Heeej , przepraszam , że tak długo nic nie dodawałam , ale nie miałam pomysłu . Jeśli chcecie być powiadamiani to piszcie . Mam nadzieję , że się spodoba . xxx
Super
OdpowiedzUsuńNajlepsze na końcu...Zaskoczyłaś mnie ;)
Czekam na dalsza część xxx
zajebisty rozdział. Jestem ciekawa jak to wszystko sie to wszystko dalej potoczy. Czekam na następny rozdział:D:D
OdpowiedzUsuńzapraszam do komentowania u mnie :)
http://69-imagination.blogspot.com
Zajebisty blog . <3
OdpowiedzUsuńKocham to .
Niall . <3
Uuuu Lou i narkotyki.?! WoW no tego to ja się nie spodziewałam :D Czekam na kolejny xD
OdpowiedzUsuńMatko. Lou. Narkotyki. NIEE! Prosze nie rób mi tego xd
OdpowiedzUsuńAle i tak świetne ;D
Zapraszam do siebie http://xstolemyheart.blogspot.com/ oraz http://ineedyourlovemybabe.blogspot.com/ ♥
@craazygirl1D
informujesz mnie na tt , ale moj tt czesto sie jebie ;d wiec jak mozesz informuj mnie tez na gg : 10222466 <3
OdpowiedzUsuńrozdzial swietny i czekam na next <333
@KingaKik
oczywiiście , że się podoba ;d czekam na nowy xx
OdpowiedzUsuńŚwietny rozdział... ale czemu przerwałaś w takim momencie?! :D Czekam na następny rozdział.
OdpowiedzUsuńA poza tym chciałabym Cię serdecznie zaprosić do siebie: one-direction-colorful-world.blogspot.com/ . Dopiero zaczynam i byłoby mi miło gdybyś zajrzała. Pozdrawiam :*
Super <3 i ten kleczacy Niall <3 jduyh bajka <3
OdpowiedzUsuńhttp://next2youu.blog.onet.pl/ zapraszam tez do mnie ;)
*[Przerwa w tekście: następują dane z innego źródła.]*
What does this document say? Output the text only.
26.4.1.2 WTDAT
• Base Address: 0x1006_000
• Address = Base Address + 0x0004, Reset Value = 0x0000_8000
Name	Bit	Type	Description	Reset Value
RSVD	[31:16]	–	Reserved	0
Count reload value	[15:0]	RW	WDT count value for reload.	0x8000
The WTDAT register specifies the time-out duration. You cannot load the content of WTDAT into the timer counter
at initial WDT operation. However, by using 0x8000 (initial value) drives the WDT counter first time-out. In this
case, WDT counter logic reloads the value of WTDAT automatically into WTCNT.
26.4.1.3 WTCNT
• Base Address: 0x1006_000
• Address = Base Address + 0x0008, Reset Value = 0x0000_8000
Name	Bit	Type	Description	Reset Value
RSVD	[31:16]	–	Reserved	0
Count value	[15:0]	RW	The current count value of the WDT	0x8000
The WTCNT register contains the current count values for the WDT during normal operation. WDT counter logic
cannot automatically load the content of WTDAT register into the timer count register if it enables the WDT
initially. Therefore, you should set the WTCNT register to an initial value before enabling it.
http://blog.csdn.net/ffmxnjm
Zaczęłam czytać Twojego bloga i jest naprawdę super. Pozdrawiam. Czekam na następny. :*
OdpowiedzUsuńłaaa!
OdpowiedzUsuń13826673
możesz mnie informować?
ojojj, dragi? ;O I to Louis?! No cóż nie spodziewałam się tego po nim. :(
OdpowiedzUsuńOgólnie rozdział bardzo fajny, pozytywny, tylko ta końcówka szokująca....
Dodawaj szybko następny oraz informuj mnie proszę na tt --> @itsHoranHeroin. :] Dzięki.